For his accomplishments in research and education, Ascher was recognized by numerous awards and honors. From the American Society of Mechanical Engineers, he received the Charles Russ Richards Memorial Award for outstanding achievement by a young researcher in 1960, and the Worcester Reed Warner Medal in 1965 for “outstanding contribution to the permanent literature of engineering.” In recognition of his educational contributions, he was awarded the Lamme Medal in 1977 from the American Society for Engineering Education. He was elected to the National Academy of Sciences in 1967 and the National Academy of Engineering in 1974. He had a long association with the Technion, the Israel Institute of Technology, where he received an honorary doctorate and served on the board of governors for 20 years.

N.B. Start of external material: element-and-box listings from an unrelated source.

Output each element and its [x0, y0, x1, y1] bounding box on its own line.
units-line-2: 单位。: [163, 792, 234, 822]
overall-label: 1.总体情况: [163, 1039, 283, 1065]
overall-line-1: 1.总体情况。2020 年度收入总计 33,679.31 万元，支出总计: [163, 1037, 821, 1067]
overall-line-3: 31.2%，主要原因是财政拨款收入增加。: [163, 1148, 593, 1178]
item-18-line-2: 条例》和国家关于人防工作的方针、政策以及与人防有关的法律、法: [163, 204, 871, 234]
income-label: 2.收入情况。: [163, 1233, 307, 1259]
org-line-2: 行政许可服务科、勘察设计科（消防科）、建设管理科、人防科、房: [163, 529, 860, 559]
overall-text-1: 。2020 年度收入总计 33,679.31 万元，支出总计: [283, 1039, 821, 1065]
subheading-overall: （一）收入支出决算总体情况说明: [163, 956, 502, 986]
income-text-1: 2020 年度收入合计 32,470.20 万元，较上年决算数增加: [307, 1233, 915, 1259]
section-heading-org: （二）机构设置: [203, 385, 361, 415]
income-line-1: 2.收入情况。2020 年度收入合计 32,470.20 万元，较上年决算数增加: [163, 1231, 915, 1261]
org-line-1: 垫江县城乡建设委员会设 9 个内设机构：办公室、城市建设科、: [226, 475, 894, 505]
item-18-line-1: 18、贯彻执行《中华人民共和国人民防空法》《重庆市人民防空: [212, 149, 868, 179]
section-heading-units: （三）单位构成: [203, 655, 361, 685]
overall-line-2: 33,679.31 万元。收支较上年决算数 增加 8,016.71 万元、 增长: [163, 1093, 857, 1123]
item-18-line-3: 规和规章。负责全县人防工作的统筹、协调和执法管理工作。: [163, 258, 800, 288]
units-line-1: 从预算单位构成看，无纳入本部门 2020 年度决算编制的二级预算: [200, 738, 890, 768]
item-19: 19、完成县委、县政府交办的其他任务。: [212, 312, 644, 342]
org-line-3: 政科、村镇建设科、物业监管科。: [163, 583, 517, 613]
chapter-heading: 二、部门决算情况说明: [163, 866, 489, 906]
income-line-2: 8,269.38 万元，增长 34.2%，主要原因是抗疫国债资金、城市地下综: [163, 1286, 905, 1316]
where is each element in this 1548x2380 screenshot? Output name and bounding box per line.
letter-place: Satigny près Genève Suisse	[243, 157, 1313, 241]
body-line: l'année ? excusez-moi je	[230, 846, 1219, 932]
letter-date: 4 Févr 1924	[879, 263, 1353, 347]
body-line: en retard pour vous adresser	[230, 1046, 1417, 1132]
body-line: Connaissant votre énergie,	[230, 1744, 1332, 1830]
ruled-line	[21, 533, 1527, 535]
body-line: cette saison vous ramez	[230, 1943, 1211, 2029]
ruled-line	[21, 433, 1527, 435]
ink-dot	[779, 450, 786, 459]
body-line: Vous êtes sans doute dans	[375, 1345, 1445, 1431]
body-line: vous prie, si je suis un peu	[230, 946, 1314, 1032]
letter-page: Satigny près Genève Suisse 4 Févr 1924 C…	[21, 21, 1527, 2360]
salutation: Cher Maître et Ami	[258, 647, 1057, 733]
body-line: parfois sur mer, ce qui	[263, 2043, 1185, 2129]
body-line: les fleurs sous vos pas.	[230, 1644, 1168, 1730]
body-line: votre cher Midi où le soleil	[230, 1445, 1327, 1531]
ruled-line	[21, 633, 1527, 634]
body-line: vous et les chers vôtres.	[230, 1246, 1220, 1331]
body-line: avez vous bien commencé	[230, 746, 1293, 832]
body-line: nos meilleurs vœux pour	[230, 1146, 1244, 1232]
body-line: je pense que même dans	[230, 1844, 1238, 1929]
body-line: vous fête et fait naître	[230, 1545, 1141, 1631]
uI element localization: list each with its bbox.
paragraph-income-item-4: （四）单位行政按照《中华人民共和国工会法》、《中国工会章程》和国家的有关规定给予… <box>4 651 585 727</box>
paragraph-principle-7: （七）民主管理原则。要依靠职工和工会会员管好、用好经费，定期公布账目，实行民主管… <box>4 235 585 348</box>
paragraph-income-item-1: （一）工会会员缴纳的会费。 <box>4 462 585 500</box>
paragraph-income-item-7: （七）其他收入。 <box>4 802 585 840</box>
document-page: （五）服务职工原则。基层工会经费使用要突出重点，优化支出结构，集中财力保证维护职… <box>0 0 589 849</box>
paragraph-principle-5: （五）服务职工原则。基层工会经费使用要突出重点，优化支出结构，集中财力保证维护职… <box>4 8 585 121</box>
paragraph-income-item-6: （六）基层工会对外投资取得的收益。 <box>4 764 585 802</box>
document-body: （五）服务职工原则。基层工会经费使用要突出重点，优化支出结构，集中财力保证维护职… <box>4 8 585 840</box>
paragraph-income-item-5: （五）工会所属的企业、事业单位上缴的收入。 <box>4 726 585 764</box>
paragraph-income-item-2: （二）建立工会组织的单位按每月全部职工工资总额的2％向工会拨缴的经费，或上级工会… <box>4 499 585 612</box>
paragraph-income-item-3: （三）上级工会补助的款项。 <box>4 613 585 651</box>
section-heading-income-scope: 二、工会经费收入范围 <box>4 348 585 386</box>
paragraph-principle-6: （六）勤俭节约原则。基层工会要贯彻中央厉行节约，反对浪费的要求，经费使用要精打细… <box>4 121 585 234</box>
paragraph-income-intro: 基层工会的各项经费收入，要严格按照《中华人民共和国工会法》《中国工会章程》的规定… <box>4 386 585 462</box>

In Ascher’s “other” life, he was a patron of the arts, especially the Boston Symphony Orchestra, which he attended regularly. When he could not attend himself, he generously passed his tickets on to his appreciative students, and I was pleased to be a beneficiary of his generosity. He was a gentle individual but did not shy away from speaking his mind in his interactions with either students or colleagues. His comments were always astute and reflective of his deep understanding of the fundamental concepts of fluid mechanics. He was held in the greatest respect by all who came to know him.
His daughter Mary Handel says:
The essay has enlightened me regarding my father’s academic activities. He was so devoted to his children and grandchildren and their activities that I was not thoroughly aware of how he spent his time at MIT. He was always available to be with us and never seemed pressed for time. His hobbies of gardening, squash, and the archeology of Israel also gave him great pleasure.